Reconciliation and Social Justice Library
Section 334(1) of the Land Act empowers the Governor in Council to grant in trust, or by Order in Council to reserve and set apart, any Crown land which is or may be required for any public purpose. For reasons already given, the Islands are not Crown land and they would have to become Crown land before s.334(1) could be brought into operation. It would be necessary therefore to rescind the Order in Council creating the existing reserve: s.334 (4).
Section 353A(1) of the Land Act contains a special provision whereby, in the case of land granted in trust for the benefit of Aboriginal or Islander inhabitants, the Governor in Council may, by Order in Council, declare that the land shall revert to the
Crown. But he may do so only if authorised by an Act of Parliament specifically relating to that land. The effect of such a declaration is that the land reverts to the Crown "freed and discharged from the trusts and all encumbrances, estates or interests whatsoever and may be dealt with by the Crown as if it had never been granted".
If there were a real prospect that the Governor in Council intended to make a deed of grant in trust in respect of the Islands, it would be appropriate for the Court to determine this aspect of the plaintiffs' claim to declaratory relief. But there was no evidence to this effect and the Solicitor-General denied that there was any indication of the Governor's intentions to do so. In those circumstances no justification exists for making a declaration in the terms sought even if the plaintiffs had otherwise made good their case for that relief.

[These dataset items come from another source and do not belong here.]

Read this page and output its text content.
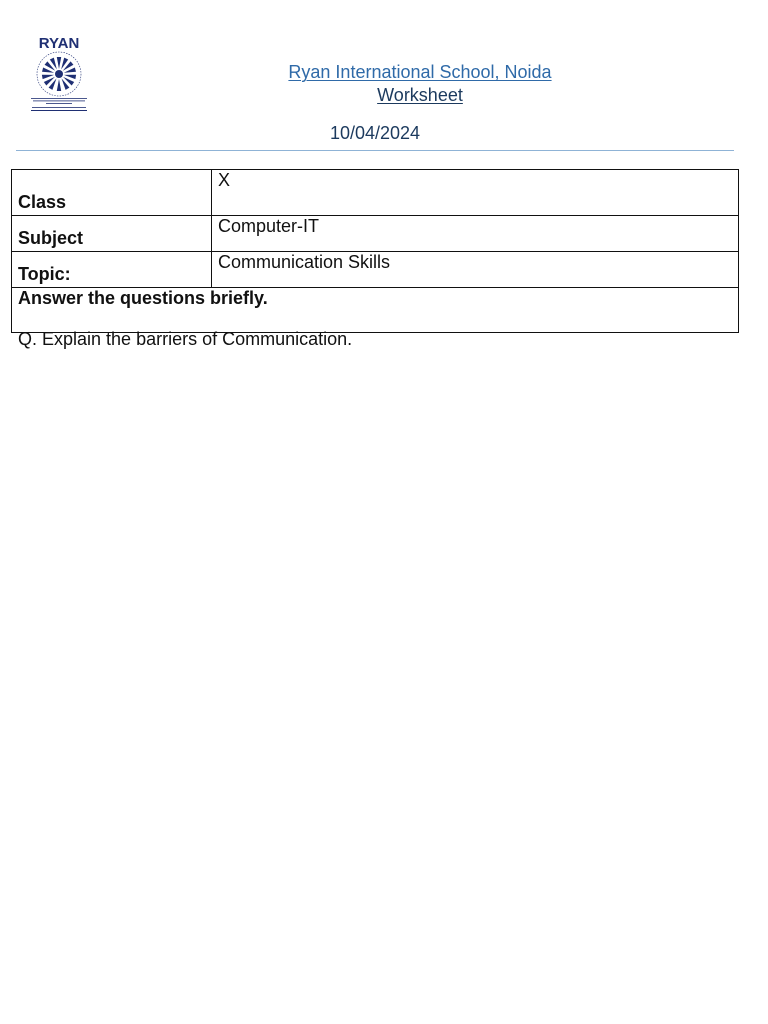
RYAN
Ryan International School, Noida
Worksheet
10/04/2024
Class	X
Subject	Computer-IT
Topic:	Communication Skills
Answer the questions briefly.	
Q. Explain the barriers of Communication.
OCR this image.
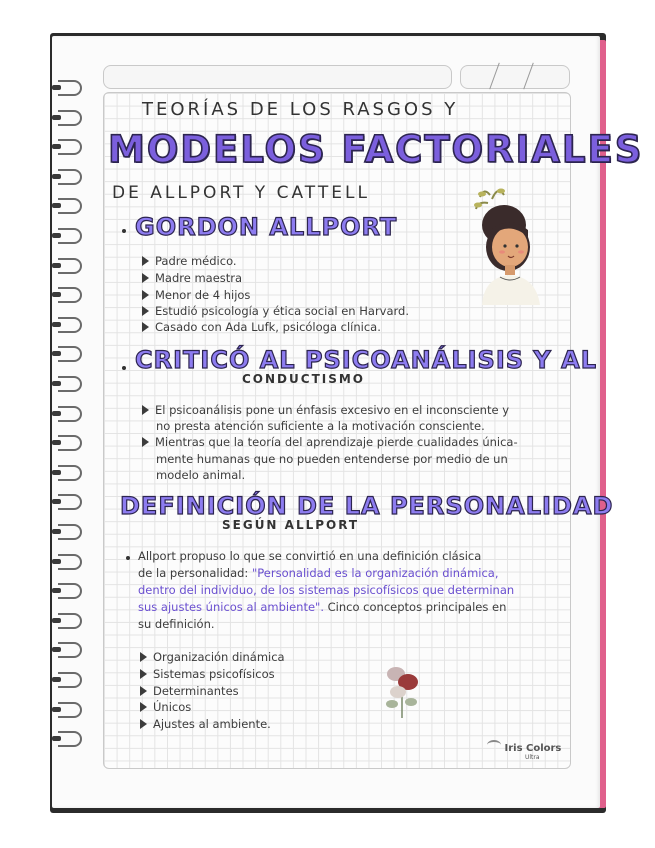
TEORÍAS DE LOS RASGOS Y
MODELOS FACTORIALES
DE ALLPORT Y CATTELL
GORDON ALLPORT
Padre médico.
Madre maestra
Menor de 4 hijos
Estudió psicología y ética social en Harvard.
Casado con Ada Lufk, psicóloga clínica.
CRITICÓ AL PSICOANÁLISIS Y AL
CONDUCTISMO
El psicoanálisis pone un énfasis excesivo en el inconsciente y
no presta atención suficiente a la motivación consciente.
Mientras que la teoría del aprendizaje pierde cualidades única-
mente humanas que no pueden entenderse por medio de un
modelo animal.
DEFINICIÓN DE LA PERSONALIDAD
SEGÚN ALLPORT
Allport propuso lo que se convirtió en una definición clásica
de la personalidad: "Personalidad es la organización dinámica,
dentro del individuo, de los sistemas psicofísicos que determinan
sus ajustes únicos al ambiente". Cinco conceptos principales en
su definición.
Organización dinámica
Sistemas psicofísicos
Determinantes
Únicos
Ajustes al ambiente.
Iris Colors
Ultra
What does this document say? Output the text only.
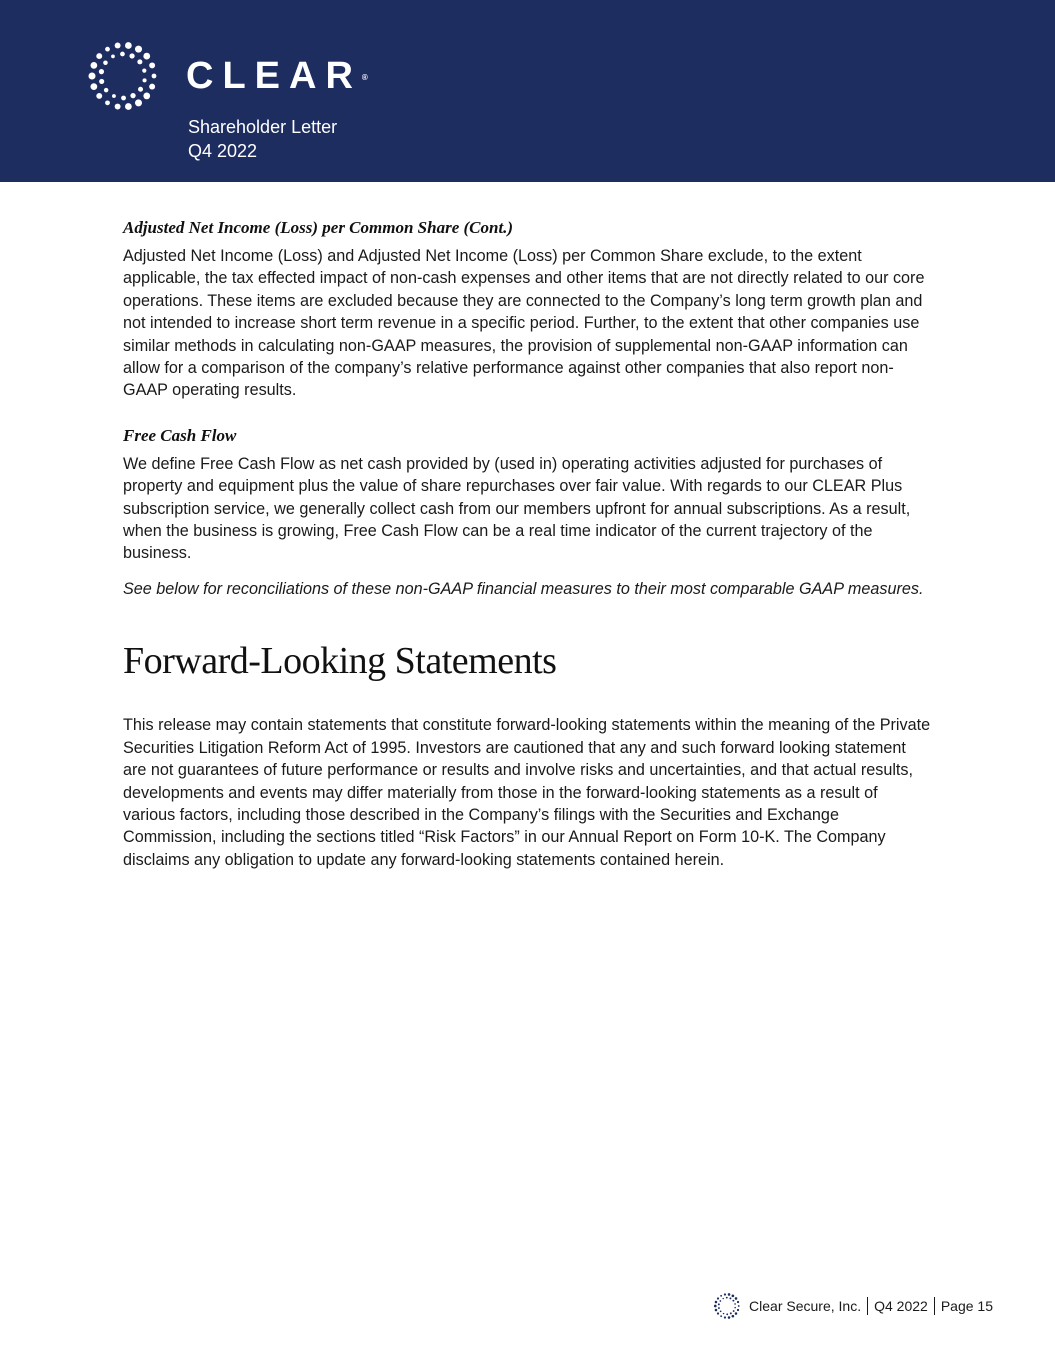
CLEAR®
Shareholder Letter
Q4 2022
Adjusted Net Income (Loss) per Common Share (Cont.)

Adjusted Net Income (Loss) and Adjusted Net Income (Loss) per Common Share exclude, to the extent applicable, the tax effected impact of non-cash expenses and other items that are not directly related to our core operations. These items are excluded because they are connected to the Company’s long term growth plan and not intended to increase short term revenue in a specific period. Further, to the extent that other companies use similar methods in calculating non-GAAP measures, the provision of supplemental non-GAAP information can allow for a comparison of the company’s relative performance against other companies that also report non-GAAP operating results.

Free Cash Flow

We define Free Cash Flow as net cash provided by (used in) operating activities adjusted for purchases of property and equipment plus the value of share repurchases over fair value. With regards to our CLEAR Plus subscription service, we generally collect cash from our members upfront for annual subscriptions. As a result, when the business is growing, Free Cash Flow can be a real time indicator of the current trajectory of the business.

See below for reconciliations of these non-GAAP financial measures to their most comparable GAAP measures.

Forward-Looking Statements

This release may contain statements that constitute forward-looking statements within the meaning of the Private Securities Litigation Reform Act of 1995. Investors are cautioned that any and such forward looking statement are not guarantees of future performance or results and involve risks and uncertainties, and that actual results, developments and events may differ materially from those in the forward-looking statements as a result of various factors, including those described in the Company’s filings with the Securities and Exchange Commission, including the sections titled “Risk Factors” in our Annual Report on Form 10-K. The Company disclaims any obligation to update any forward-looking statements contained herein.

Clear Secure, Inc. Q4 2022 Page 15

That case depends upon the operation of ss.9 and 10 of the Racial Discrimination Act . But the questions raised by those sections in the present context are not the same questions decided in Mabo v. Queensland and they could not be answered without reference to factual matters, a decision about which is not before the Court. Nevertheless, the Racial Discrimination Act has a wider significance which is explored towards the end of this judgment.